Response by poster: cobwebberies: I'm not necessarily workplace focused. I'll take a look at the link.

jedicus: your suggestions don't capture the sense of optimism and unity that exists in the scenario I'm describing, prior to discovering the disconnect. When people are talking past one another or working at cross purposes, they have a sense that something's not right, even if they're not sure what it is.
posted by alms at 8:21 PM on October 7, 2009


There's the old saw about 6 engineers working on a desalination project, based on the 1 gallon samples of seawater given to each of them, only one of which contains a self-propelled biting organic item called a "fish." They argue a long time about whether they have 5 good raw material samples and a contaminated one, or whether the one with the fish is the only good sample they have.

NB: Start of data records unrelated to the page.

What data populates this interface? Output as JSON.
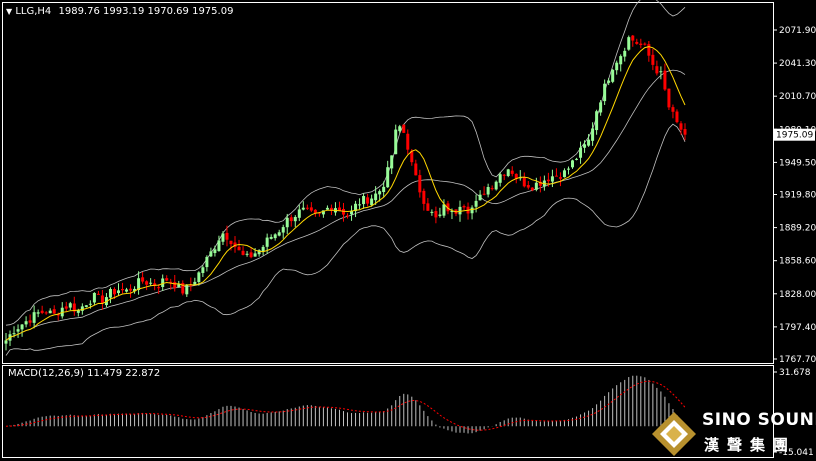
{
  "header": {
    "dropdown_glyph": "▼",
    "symbol_period": "LLG,H4",
    "ohlc": "1989.76 1993.19 1970.69 1975.09"
  },
  "price_axis": {
    "ticks": [
      "2071.90",
      "2041.30",
      "2010.70",
      "1980.10",
      "1949.50",
      "1919.80",
      "1889.20",
      "1858.60",
      "1828.00",
      "1797.40",
      "1767.70"
    ],
    "current_price": "1975.09"
  },
  "macd": {
    "label": "MACD(12,26,9) 11.479 22.872",
    "axis_ticks": [
      "31.678",
      "-15.041"
    ]
  },
  "logo": {
    "english": "SINO SOUND",
    "chinese": "漢聲集團"
  },
  "colors": {
    "background": "#000000",
    "bull_candle": "#98fb98",
    "bear_candle": "#ff0000",
    "bands": "#c0c0c0",
    "moving_average": "#ffd700",
    "macd_hist": "#c0c0c0",
    "macd_signal": "#ff0000"
  },
  "chart_data": [
    {
      "type": "candlestick",
      "title": "LLG,H4",
      "ylim": [
        1767.7,
        2080
      ],
      "close_path": [
        1785,
        1795,
        1800,
        1805,
        1810,
        1812,
        1808,
        1815,
        1818,
        1812,
        1820,
        1825,
        1822,
        1828,
        1832,
        1830,
        1835,
        1840,
        1838,
        1836,
        1842,
        1838,
        1830,
        1835,
        1845,
        1858,
        1870,
        1885,
        1880,
        1868,
        1860,
        1865,
        1870,
        1880,
        1885,
        1895,
        1900,
        1905,
        1902,
        1898,
        1906,
        1910,
        1905,
        1900,
        1912,
        1915,
        1918,
        1925,
        1945,
        1985,
        1975,
        1940,
        1920,
        1905,
        1895,
        1910,
        1900,
        1915,
        1905,
        1912,
        1925,
        1930,
        1940,
        1945,
        1935,
        1930,
        1928,
        1932,
        1936,
        1938,
        1940,
        1950,
        1960,
        1970,
        2000,
        2020,
        2040,
        2050,
        2065,
        2060,
        2055,
        2040,
        2030,
        2000,
        1985,
        1975.09
      ],
      "bollinger": true,
      "moving_average": true
    },
    {
      "type": "bar",
      "title": "MACD(12,26,9)",
      "macd_main": 11.479,
      "macd_signal": 22.872,
      "ylim": [
        -15.041,
        31.678
      ]
    }
  ]
}
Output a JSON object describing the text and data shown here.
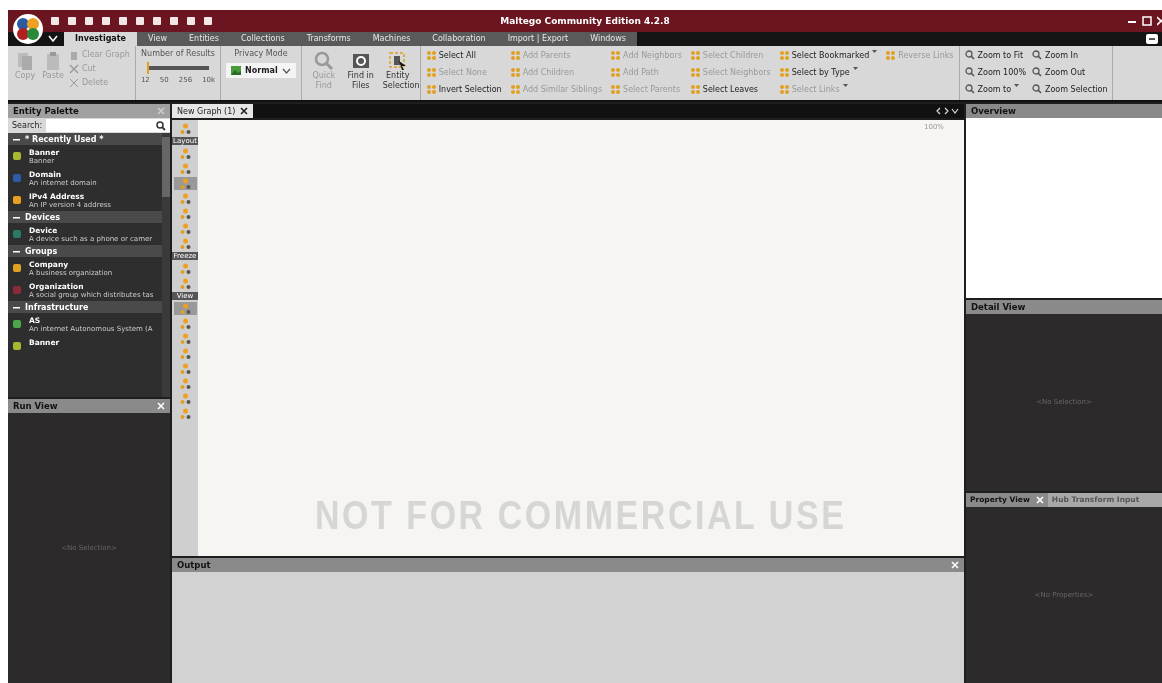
{
  "window": {
    "title": "Maltego Community Edition 4.2.8"
  },
  "tabs": [
    {
      "label": "Investigate",
      "selected": true
    },
    {
      "label": "View",
      "selected": false
    },
    {
      "label": "Entities",
      "selected": false
    },
    {
      "label": "Collections",
      "selected": false
    },
    {
      "label": "Transforms",
      "selected": false
    },
    {
      "label": "Machines",
      "selected": false
    },
    {
      "label": "Collaboration",
      "selected": false
    },
    {
      "label": "Import | Export",
      "selected": false
    },
    {
      "label": "Windows",
      "selected": false
    }
  ],
  "ribbon": {
    "clipboard": [
      {
        "label": "Copy",
        "disabled": true
      },
      {
        "label": "Paste",
        "disabled": true
      }
    ],
    "edit": [
      {
        "label": "Clear Graph",
        "disabled": true
      },
      {
        "label": "Cut",
        "disabled": true
      },
      {
        "label": "Delete",
        "disabled": true
      }
    ],
    "results": {
      "title": "Number of Results",
      "level": 0,
      "ticks": [
        "12",
        "50",
        "256",
        "10k"
      ]
    },
    "privacy": {
      "title": "Privacy Mode",
      "value": "Normal"
    },
    "find": [
      {
        "label": "Quick Find",
        "disabled": true
      },
      {
        "label": "Find in Files",
        "disabled": false
      }
    ],
    "entity_selection": {
      "label": "Entity Selection"
    },
    "rows": [
      [
        {
          "label": "Select All",
          "disabled": false,
          "dropdown": false
        },
        {
          "label": "Add Parents",
          "disabled": true,
          "dropdown": false
        },
        {
          "label": "Add Neighbors",
          "disabled": true,
          "dropdown": false
        },
        {
          "label": "Select Children",
          "disabled": true,
          "dropdown": false
        },
        {
          "label": "Select Bookmarked",
          "disabled": false,
          "dropdown": true
        },
        {
          "label": "Reverse Links",
          "disabled": true,
          "dropdown": false
        }
      ],
      [
        {
          "label": "Select None",
          "disabled": true,
          "dropdown": false
        },
        {
          "label": "Add Children",
          "disabled": true,
          "dropdown": false
        },
        {
          "label": "Add Path",
          "disabled": true,
          "dropdown": false
        },
        {
          "label": "Select Neighbors",
          "disabled": true,
          "dropdown": false
        },
        {
          "label": "Select by Type",
          "disabled": false,
          "dropdown": true
        }
      ],
      [
        {
          "label": "Invert Selection",
          "disabled": false,
          "dropdown": false
        },
        {
          "label": "Add Similar Siblings",
          "disabled": true,
          "dropdown": false
        },
        {
          "label": "Select Parents",
          "disabled": true,
          "dropdown": false
        },
        {
          "label": "Select Leaves",
          "disabled": false,
          "dropdown": false
        },
        {
          "label": "Select Links",
          "disabled": true,
          "dropdown": true
        }
      ]
    ],
    "zoom": [
      [
        {
          "label": "Zoom to Fit",
          "dropdown": false
        },
        {
          "label": "Zoom In",
          "dropdown": false
        }
      ],
      [
        {
          "label": "Zoom 100%",
          "dropdown": false
        },
        {
          "label": "Zoom Out",
          "dropdown": false
        }
      ],
      [
        {
          "label": "Zoom to",
          "dropdown": true
        },
        {
          "label": "Zoom Selection",
          "dropdown": false
        }
      ]
    ]
  },
  "entity_palette": {
    "title": "Entity Palette",
    "search_label": "Search:",
    "groups": [
      {
        "name": "* Recently Used *",
        "expanded": true,
        "children": [
          {
            "name": "Banner",
            "description": "Banner",
            "color": "#a8b832"
          },
          {
            "name": "Domain",
            "description": "An internet domain",
            "color": "#2f5aa8"
          },
          {
            "name": "IPv4 Address",
            "description": "An IP version 4 address",
            "color": "#e8a020"
          }
        ]
      },
      {
        "name": "Devices",
        "expanded": true,
        "children": [
          {
            "name": "Device",
            "description": "A device such as a phone or camer",
            "color": "#2a7a6a"
          }
        ]
      },
      {
        "name": "Groups",
        "expanded": true,
        "children": [
          {
            "name": "Company",
            "description": "A business organization",
            "color": "#e0a020"
          },
          {
            "name": "Organization",
            "description": "A social group which distributes tas",
            "color": "#8a2a3a"
          }
        ]
      },
      {
        "name": "Infrastructure",
        "expanded": true,
        "children": [
          {
            "name": "AS",
            "description": "An internet Autonomous System (A",
            "color": "#4aa84a"
          },
          {
            "name": "Banner",
            "color": "#a8b832"
          }
        ]
      }
    ]
  },
  "run_view": {
    "title": "Run View",
    "message": "<No Selection>"
  },
  "graph": {
    "tab": {
      "label": "New Graph (1)",
      "selected": true
    },
    "zoom_reading": "100%",
    "notice": "NOT FOR COMMERCIAL USE",
    "toolbar": [
      {
        "kind": "tool",
        "selected": false
      },
      {
        "kind": "label",
        "text": "Layout"
      },
      {
        "kind": "tool",
        "selected": false
      },
      {
        "kind": "tool",
        "selected": false
      },
      {
        "kind": "tool",
        "selected": true
      },
      {
        "kind": "tool",
        "selected": false
      },
      {
        "kind": "tool",
        "selected": false
      },
      {
        "kind": "tool",
        "selected": false
      },
      {
        "kind": "tool",
        "selected": false
      },
      {
        "kind": "label",
        "text": "Freeze"
      },
      {
        "kind": "tool",
        "selected": false
      },
      {
        "kind": "tool",
        "selected": false
      },
      {
        "kind": "label",
        "text": "View"
      },
      {
        "kind": "tool",
        "selected": true
      },
      {
        "kind": "tool",
        "selected": false
      },
      {
        "kind": "tool",
        "selected": false
      },
      {
        "kind": "tool",
        "selected": false
      },
      {
        "kind": "tool",
        "selected": false
      },
      {
        "kind": "tool",
        "selected": false
      },
      {
        "kind": "tool",
        "selected": false
      },
      {
        "kind": "tool",
        "selected": false
      }
    ]
  },
  "output": {
    "title": "Output"
  },
  "overview": {
    "title": "Overview"
  },
  "detail_view": {
    "title": "Detail View",
    "message": "<No Selection>"
  },
  "property_view": {
    "tabs": [
      {
        "label": "Property View",
        "selected": true
      },
      {
        "label": "Hub Transform Input",
        "selected": false
      }
    ],
    "message": "<No Properties>"
  }
}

And they don't find out until the plant is finished, that dead fish in the solar evaporators make the fresh water coming out taste terrible.
posted by paulsc at 9:05 PM on October 7, 2009


Something in The Usual Error might ring a bell.
posted by divabat at 9:29 PM on October 7, 2009


You could make one up about blind auto mechanics thinking they were working on the same car, but actually separate identical cars, so when it's time to drive off, none of them actually work.
posted by delmoi at 2:29 AM on October 8, 2009


Have you seen this before?
posted by kimota at 6:57 AM on October 8, 2009 [2 favorites]


Japanese is rife with anecdotes like this. The language contains so many homophones that it's easy to misunderstand what someone else is saying. I recall one where a young man in college is corresponding with his father by telegram (which were written exclusively in phonetic characters), and each is misinterpreting what the other intends, but in a way that's consistent with the message that they previously sent, so each one has a consistent but message thread in his head that's unrelated to the other's.